Normal without EGR is like -1 to 0 psi. With EGR you can get up to 5 psi at idle.


----------



## pandrad61 (Jul 8, 2015)

VGT turbos can do a lot now a days.


----------



## kelaog (Aug 1, 2019)

Snipesy said:


> They make lots of boost at idle. It is needed for the EGR. That was basically the entire reason we switched to VGT.
> 
> Normal without EGR is like -1 to 0 psi. With EGR you can get up to 5 psi at idle.


Thanks! 

OK so what I'm seeing is normal then (no egr). Back to the drawing board. I will try unplugging EGR and see if the map is any different. I strongly suspect this is just a bad tune. I want to say my Lambda is around 4-5 at idle. I'll check again later.

Andrew


----------



## Snipesy (Dec 7, 2015)

kelaog said:


> Thanks!
> 
> OK so what I'm seeing is normal then (no egr). Back to the drawing board. I will try unplugging EGR and see if the map is any different. I strongly suspect this is just a bad tune. I want to say my Lambda is around 4-5 at idle. I'll check again later.
> 
> Andrew


Okay okay okay.
So if you unplug EGR it still thinks it has EGR.... And thus the boost will be higher.
Unless you eitheir explciitly tune that out OR are at very specific parts of a regen cycle (where tune OEM tune will intentionally run with no EGR).
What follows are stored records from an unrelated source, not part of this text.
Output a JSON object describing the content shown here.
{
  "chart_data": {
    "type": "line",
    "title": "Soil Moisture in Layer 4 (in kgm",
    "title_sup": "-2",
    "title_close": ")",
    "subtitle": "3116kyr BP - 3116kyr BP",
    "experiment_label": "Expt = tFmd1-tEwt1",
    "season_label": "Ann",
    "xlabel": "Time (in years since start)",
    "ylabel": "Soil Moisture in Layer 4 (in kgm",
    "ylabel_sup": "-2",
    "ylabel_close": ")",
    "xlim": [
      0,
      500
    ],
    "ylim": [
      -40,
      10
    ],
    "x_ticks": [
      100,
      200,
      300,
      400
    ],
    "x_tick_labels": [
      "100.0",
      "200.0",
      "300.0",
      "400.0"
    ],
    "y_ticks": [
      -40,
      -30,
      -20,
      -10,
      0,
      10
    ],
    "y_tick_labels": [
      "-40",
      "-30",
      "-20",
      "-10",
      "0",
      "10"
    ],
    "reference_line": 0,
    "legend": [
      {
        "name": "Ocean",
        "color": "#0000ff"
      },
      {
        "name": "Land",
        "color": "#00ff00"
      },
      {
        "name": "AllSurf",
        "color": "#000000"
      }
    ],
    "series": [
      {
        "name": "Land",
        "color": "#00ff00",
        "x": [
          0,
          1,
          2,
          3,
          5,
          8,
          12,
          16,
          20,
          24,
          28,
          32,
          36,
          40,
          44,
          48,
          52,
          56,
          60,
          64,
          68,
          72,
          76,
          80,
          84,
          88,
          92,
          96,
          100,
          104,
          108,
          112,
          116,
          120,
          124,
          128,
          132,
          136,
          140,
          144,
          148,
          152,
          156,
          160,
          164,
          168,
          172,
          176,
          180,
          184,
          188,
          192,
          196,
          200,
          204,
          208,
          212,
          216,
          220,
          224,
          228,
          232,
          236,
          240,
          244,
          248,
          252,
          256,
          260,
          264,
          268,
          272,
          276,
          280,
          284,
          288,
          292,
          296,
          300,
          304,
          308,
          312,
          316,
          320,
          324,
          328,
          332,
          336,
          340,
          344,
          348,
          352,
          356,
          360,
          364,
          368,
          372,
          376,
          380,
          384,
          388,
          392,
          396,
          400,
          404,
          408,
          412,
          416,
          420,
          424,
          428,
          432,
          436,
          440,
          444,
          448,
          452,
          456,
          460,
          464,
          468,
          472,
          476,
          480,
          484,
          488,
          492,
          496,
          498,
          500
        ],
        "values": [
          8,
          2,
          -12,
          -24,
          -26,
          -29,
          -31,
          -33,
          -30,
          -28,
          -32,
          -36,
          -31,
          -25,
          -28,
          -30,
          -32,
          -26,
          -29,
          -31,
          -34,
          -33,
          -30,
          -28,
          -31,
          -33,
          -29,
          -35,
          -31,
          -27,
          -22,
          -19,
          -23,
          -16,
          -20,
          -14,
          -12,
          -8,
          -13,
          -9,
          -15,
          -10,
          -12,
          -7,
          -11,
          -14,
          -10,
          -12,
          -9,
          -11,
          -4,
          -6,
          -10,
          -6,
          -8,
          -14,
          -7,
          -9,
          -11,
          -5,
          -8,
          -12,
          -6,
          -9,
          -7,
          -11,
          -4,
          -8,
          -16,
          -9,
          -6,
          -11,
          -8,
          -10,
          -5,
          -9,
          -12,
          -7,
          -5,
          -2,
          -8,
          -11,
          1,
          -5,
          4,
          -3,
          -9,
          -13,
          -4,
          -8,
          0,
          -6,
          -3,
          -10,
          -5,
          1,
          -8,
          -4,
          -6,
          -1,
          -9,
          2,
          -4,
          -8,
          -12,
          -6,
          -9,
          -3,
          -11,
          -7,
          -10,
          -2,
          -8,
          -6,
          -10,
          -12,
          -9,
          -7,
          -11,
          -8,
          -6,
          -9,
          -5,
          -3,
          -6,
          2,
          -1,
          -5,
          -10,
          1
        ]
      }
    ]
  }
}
This is also true if you increase the base flow tables (effectively same thing). The nonemissions example tune has roughly what the boost tables should be for a non egr setup.


----------



## Snipesy (Dec 7, 2015)

kelaog said:


> Thanks!
> 
> I want to say my Lambda is around 4-5 at idle.


I don't remember the exact MAF values but we nearly halved it for running with no egr. I want to say the stock 'no egr' setup was like 15 g/s and we changed that to like 8 g/s. At idle. Which you guessed it... Would roughly halve the lambda.

For the most part as long as the smoke limiter lambda value is lower than whatever the real lambda is.... No adjustment will be made. The 'desired' lambda value is going to be controlled by a calculation based on the MAF and the desired fuel. And this is how fuel adjustments are done. There is no strict 'lambda' table.

And how do you adjust MAF? You just adjust boost. The ECM does the rest for you.


"So if the ECM just bases it all on boost why is there a flow table for the EGR". Yeah idk. Ask GM.


----------